As Yom Kippur ended on October 9, two Jewish men were arrested on charges of funneling foreign money to Republican political candidates. It doesn’t appear that Lev Parnas and Igor Fruman spent the day praying and fasting: They lunched at the Trump International Hotel in Washington with Rudolph Giuliani, the U.S. president’s personal lawyer, before being taken into custody at Dulles airport just as they were due to fly to Vienna.
Since then, these two Soviet-born businessmen have become stars of the Donald Trump impeachment drama, portrayed as Giuliani’s henchmen in implementing a shadow White House policy aimed at pressuring Ukraine to launch an investigation that would malign former Vice President Joseph Biden, the Democrats’ front-runner to become president in 2020. Parnas and Fruman are seen as instrumental in the firing of Marie Yovanovitch, the U.S. ambassador to Ukraine from August 2016 to last May.
As the U.S. media dove into the backstories of Parnas and Fruman – dubbed Giuliani’s “Florida fixers” – one puzzling detail stood out.

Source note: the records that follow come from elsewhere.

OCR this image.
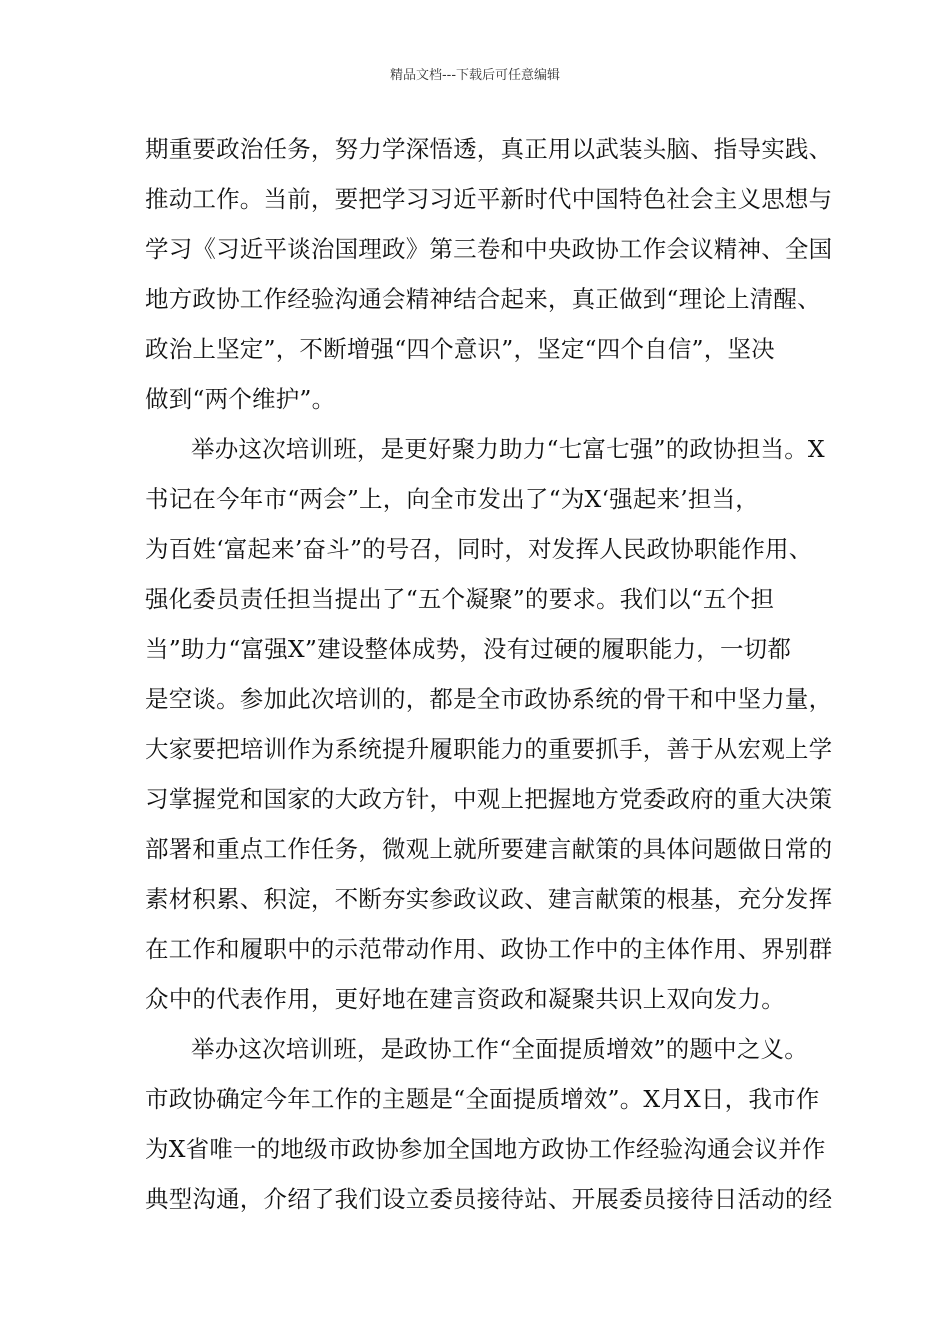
精品文档---下载后可任意编辑
期重要政治任务，努力学深悟透，真正用以武装头脑、指导实践、
推动工作。当前，要把学习习近平新时代中国特色社会主义思想与
学习《习近平谈治国理政》第三卷和中央政协工作会议精神、全国
地方政协工作经验沟通会精神结合起来，真正做到“理论上清醒、
政治上坚定”，不断增强“四个意识”，坚定“四个自信”，坚决
做到“两个维护”。
举办这次培训班，是更好聚力助力“七富七强”的政协担当。X
书记在今年市“两会”上，向全市发出了“为X‘强起来’担当，
为百姓‘富起来’奋斗”的号召，同时，对发挥人民政协职能作用、
强化委员责任担当提出了“五个凝聚”的要求。我们以“五个担
当”助力“富强X”建设整体成势，没有过硬的履职能力，一切都
是空谈。参加此次培训的，都是全市政协系统的骨干和中坚力量，
大家要把培训作为系统提升履职能力的重要抓手，善于从宏观上学
习掌握党和国家的大政方针，中观上把握地方党委政府的重大决策
部署和重点工作任务，微观上就所要建言献策的具体问题做日常的
素材积累、积淀，不断夯实参政议政、建言献策的根基，充分发挥
在工作和履职中的示范带动作用、政协工作中的主体作用、界别群
众中的代表作用，更好地在建言资政和凝聚共识上双向发力。
举办这次培训班，是政协工作“全面提质增效”的题中之义。
市政协确定今年工作的主题是“全面提质增效”。X月X日，我市作
为X省唯一的地级市政协参加全国地方政协工作经验沟通会议并作
典型沟通，介绍了我们设立委员接待站、开展委员接待日活动的经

The two men had been honored with the Chovevei Zion Award at the annual dinner of the National Council of Young Israel in March. The honor followed their visit to Israel with the same Orthodox Jewish organization a month earlier. High-profile Republicans like evangelical leader Mike Huckabee and former White House communications director Anthony Scaramucci were also on that trip.
Why would one of the oldest names in U.S. Orthodox Judaism honor two nonobservant Jews with no record of affiliation or financial contribution to a Young Israel synagogue or institution? Even more puzzling was that their non-Jewish associate – also with no Young Israel ties or donations – was also honored: Attorney Charles Gucciardo, a Republican donor and Trump supporter, who reportedly paid Giuliani $500,000, as part of a business arrangement between the lawyer and Parnas.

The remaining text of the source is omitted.